By definition of $K$ we see that $1 \leq ||f||$ for all $f \in K$. Let $f_n(x)= 1$ for $x \leq \frac 1 2$, $-2nx+1+n$ for $\frac 1 2 \leq x \leq \frac 1 2 +\frac 1 n$ and $-1$ for $ x\geq \frac 1 2 +\frac 1 n$> Let $c_n=\int_0^{1/2}f_n(x)\, dx-\int_{1/2} ^{1}f_n(x)\, dx$ and $g_n(x) =\frac {f_n(x)} {c_n}$. You can easily verify that $c _n \to 1$ and $g_n \in K$ for all $n$. Also $\|f_n\| =1$ for all $n$. Putting these together we see that $\inf \{\|f\|:f \in K\}=1$.

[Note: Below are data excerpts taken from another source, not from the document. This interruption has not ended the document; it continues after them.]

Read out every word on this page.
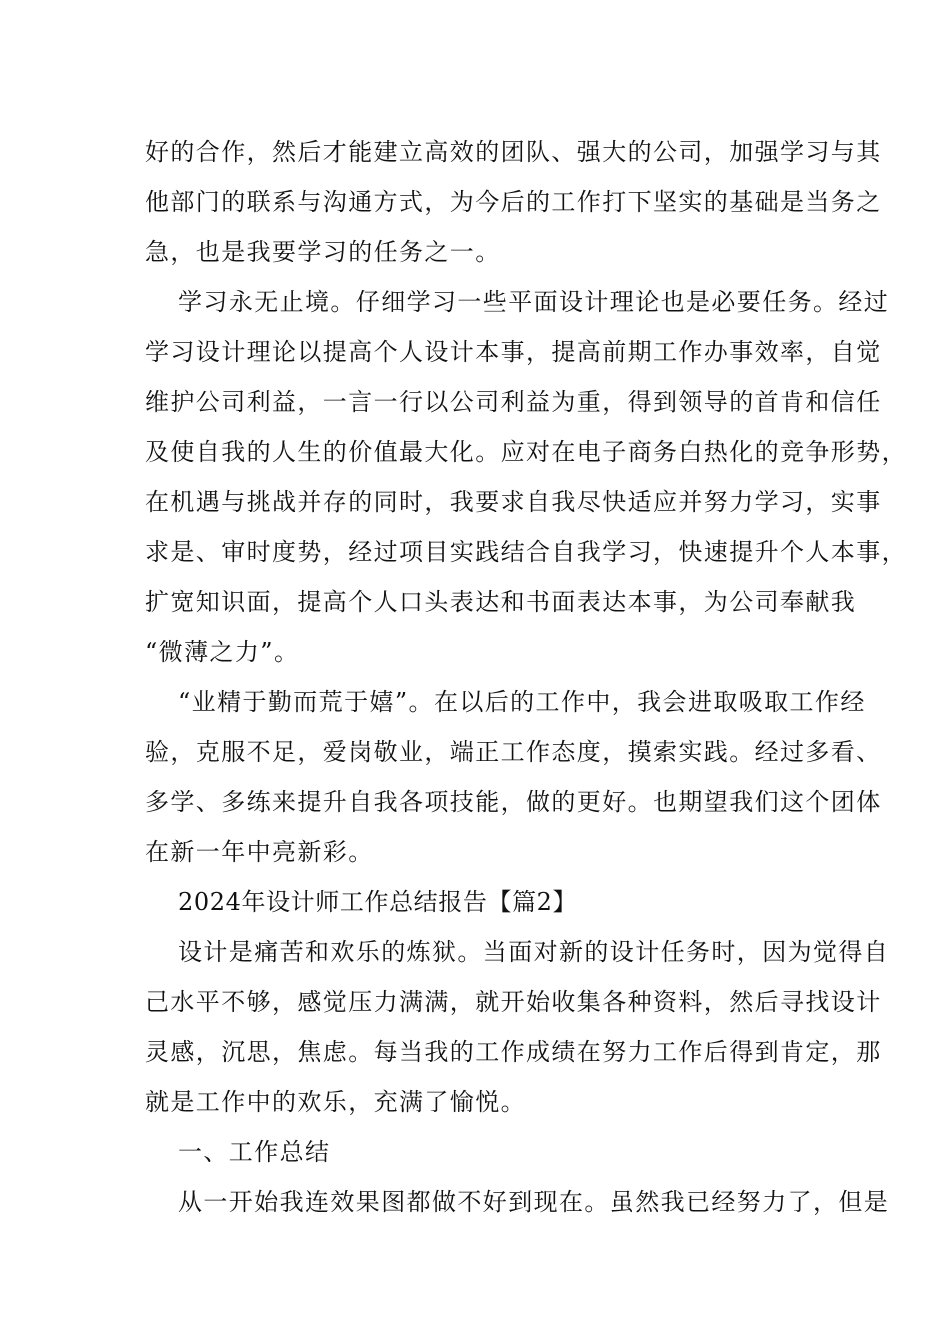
好的合作，然后才能建立高效的团队、强大的公司，加强学习与其
他部门的联系与沟通方式，为今后的工作打下坚实的基础是当务之
急，也是我要学习的任务之一。
学习永无止境。仔细学习一些平面设计理论也是必要任务。经过
学习设计理论以提高个人设计本事，提高前期工作办事效率，自觉
维护公司利益，一言一行以公司利益为重，得到领导的首肯和信任
及使自我的人生的价值最大化。应对在电子商务白热化的竞争形势，
在机遇与挑战并存的同时，我要求自我尽快适应并努力学习，实事
求是、审时度势，经过项目实践结合自我学习，快速提升个人本事，
扩宽知识面，提高个人口头表达和书面表达本事，为公司奉献我
“微薄之力”。
“业精于勤而荒于嬉”。在以后的工作中，我会进取吸取工作经
验，克服不足，爱岗敬业，端正工作态度，摸索实践。经过多看、
多学、多练来提升自我各项技能，做的更好。也期望我们这个团体
在新一年中亮新彩。
2024年设计师工作总结报告【篇2】
设计是痛苦和欢乐的炼狱。当面对新的设计任务时，因为觉得自
己水平不够，感觉压力满满，就开始收集各种资料，然后寻找设计
灵感，沉思，焦虑。每当我的工作成绩在努力工作后得到肯定，那
就是工作中的欢乐，充满了愉悦。
一、工作总结
从一开始我连效果图都做不好到现在。虽然我已经努力了，但是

Now suppose there is an element of norm $1$ in $K$. Then $1=\int_0^{1/2}f(x)-\int_{1/2} ^{1}f(x) \leq \int_0^{1/2}1+\int_{1/2} ^{1}1=1$. Thus equality must hold throughout. This implies that $f(x)=1$ for $x <\frac 1 2$ and $f(x)=-1$ for $x >\frac 1 2$ . But this contradicts the fact that $f$ is continuous.